There is a certain crop of female actors who, as they age, are taking on the role of entrepreneur or CEO— Reese Witherspoon with Hello Sunshine, Gwyneth Paltrow with Goop. Hathaway remains dedicated to acting. “I’m curious to know how those women think about themselves,” she says, “because I do have to say, I feel like once an actor, always an actor.” She thinks being a polymath is laudable, and she certainly has a lot of interests (one of which might include directing), but the most she will say about what to expect next is, “I’m venturing into producing and other aspects of the film industry.”
Hathaway has been busy recently: She will play Esther Graff in James Gray’s Armageddon Time alongside Anthony Hopkins and Jeremy Strong, and Dr. Rebecca Saint John in the William Oldroyd–directed adaptation of Eileen, the Ottessa Moshfegh novel. She is also slated to appear in Rebecca Miller’s next film, She Came to Me, alongside Peter Dinklage and Marisa Tomei. Just as we’re discussing upcoming projects, her husband and older son burst into the room.

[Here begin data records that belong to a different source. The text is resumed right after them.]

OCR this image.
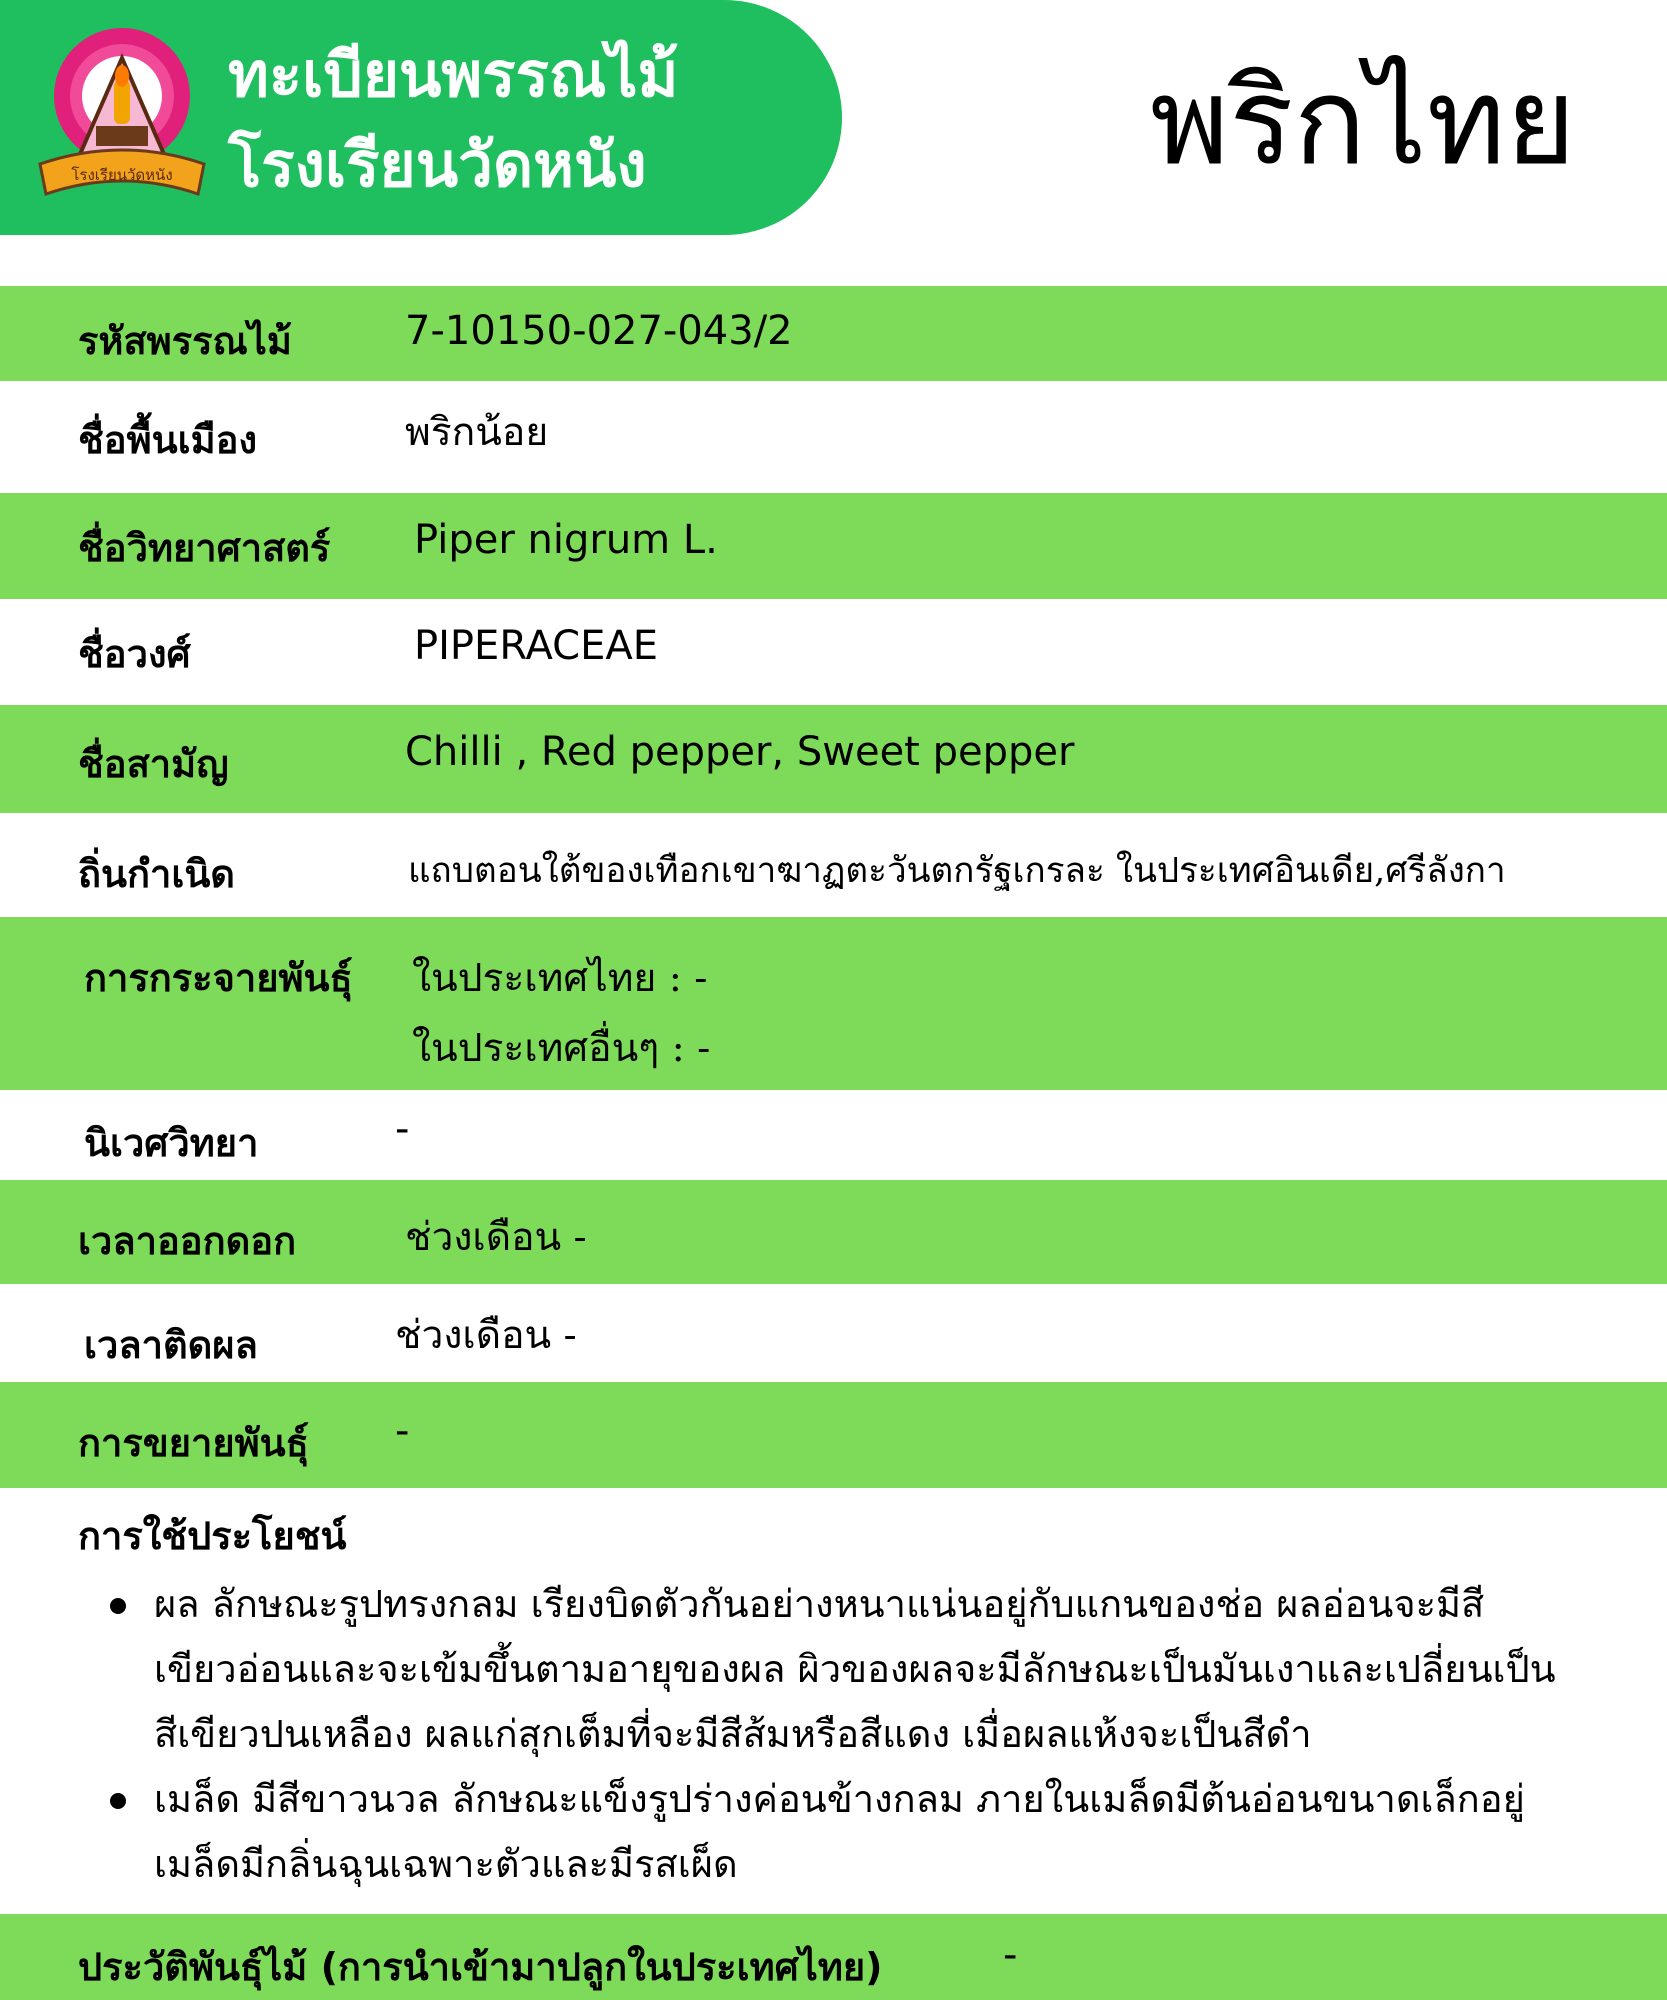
โรงเรียนวัดหนัง
ทะเบียนพรรณไม้
โรงเรียนวัดหนัง	พริกไทย
รหัสพรรณไม้	7-10150-027-043/2
ชื่อพื้นเมือง	พริกน้อย
ชื่อวิทยาศาสตร์ Piper nigrum L.
ชื่อวงศ์	PIPERACEAE
ชื่อสามัญ	Chilli , Red pepper, Sweet pepper
ถิ่นกำเนิด	แถบตอนใต้ของเทือกเขาฆาฏตะวันตกรัฐเกรละ ในประเทศอินเดีย,ศรีลังกา
การกระจายพันธุ์ ในประเทศไทย : -
ในประเทศอื่นๆ : -
นิเวศวิทยา	-
เวลาออกดอก	ช่วงเดือน -
เวลาติดผล	ช่วงเดือน -
การขยายพันธุ์ -
การใช้ประโยชน์
ผล ลักษณะรูปทรงกลม เรียงบิดตัวกันอย่างหนาแน่นอยู่กับแกนของช่อ ผลอ่อนจะมีสี
เขียวอ่อนและจะเข้มขึ้นตามอายุของผล ผิวของผลจะมีลักษณะเป็นมันเงาและเปลี่ยนเป็น
สีเขียวปนเหลือง ผลแก่สุกเต็มที่จะมีสีส้มหรือสีแดง เมื่อผลแห้งจะเป็นสีดำ
เมล็ด มีสีขาวนวล ลักษณะแข็งรูปร่างค่อนข้างกลม ภายในเมล็ดมีต้นอ่อนขนาดเล็กอยู่
เมล็ดมีกลิ่นฉุนเฉพาะตัวและมีรสเผ็ด
ประวัติพันธุ์ไม้ (การนำเข้ามาปลูกในประเทศไทย)	-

“I have a loose tooth,” Jonathan announces.
“You do have a loose tooth,” Hathaway says, introducing Shulman, whom she met through mutual friends about 15 years ago. “Are you guys going to go play buses in the hall?” she asks, as Shulman grabs some suitcases and scoops up his son.
Back to her work schedule: There’s a romantic comedy in development she hopes comes together for the fall or spring. She’s ready for comedy after a series of dramatic roles. “And then I’m going on vacation,” she says.
She will turn 40 this year. “I have a really tight-knit group of friends from college, and we all realized that we were just going to be celebrating each other’s birthday every other week,” she says. “So we decided that we’re all going to go someplace together and have a joint 40th birthday party.”